Now she is working in a major city in her chosen profession, which is composed predominantly of women.
One thing I have observed is that when she goes out with her school friends, she looks lovely, with her hair and makeup done and wearing something cute. When she goes somewhere with the family or out to run errands, she looks like she just rolled out of bed – no makeup, messy ponytail, wearing whatever. She’s a dancer with a slim figure and when she doesn’t “fix herself up,” she looks like she is 16. No guy her age is going to notice her when she looks like a kid. Is there a way I can tactfully suggest her social life might improve if she made a little effort to look a bit more pulled together? Or leave it alone?
Just Want Her to Be Happy
Single women do ignore the dangers of morning hair at their peril.
(Full face to keyboard.)
Your daughter is independent, smart, well-liked and fit, and the message you’re asking me to help you compose is, “Poor baby, let Mama help you get what really matters.” So help me, I’m thinking tequila at 9:37 a.m.
Not only is your daughter 22 and therefore at the stage of life where she solves her own problems, she is also, from your brief description, highly equipped to do so.
And who even says she’s not happy – one how-long-ago journal page?
Meanwhile, your sprinting by her obvious competence to focus on her man-finding frustration tacitly validates the world view that if you’re a lovely, smart, gracious, funny and professionally fulfilled leader, friend, straight-A student, dancer and cute dresser, then you finish second to the woman who lands herself a man.
Even if you don’t believe this and didn’t mean to imply it with your question, that’s not enough; it’s already in the air she’s breathing. That means the most effective help you can offer is to serve as a counterweight.
Not by cheering her accomplishments, though.

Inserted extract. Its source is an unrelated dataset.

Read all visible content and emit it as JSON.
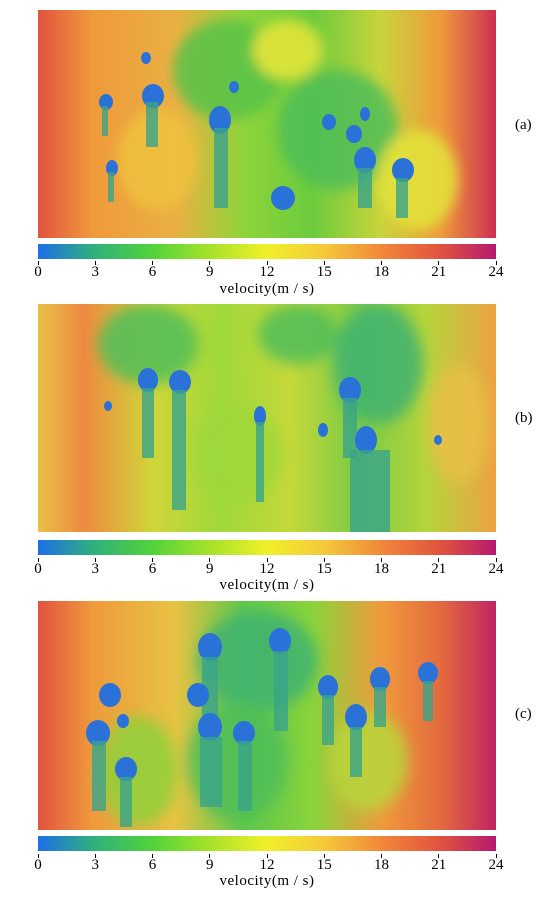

That’s fine as they arise but as a policy it will sound forced, as if she needs propping up, as if being single (and at twenty!two!) is actually bad.
The counterweight I mean is trust: that her life is good now; that there are more ways than one for it to stay good; that “good” is hers to define; and that if things stop being good, her wits and grace will point her to answers, including but not limited to actually inviting you to say what you think.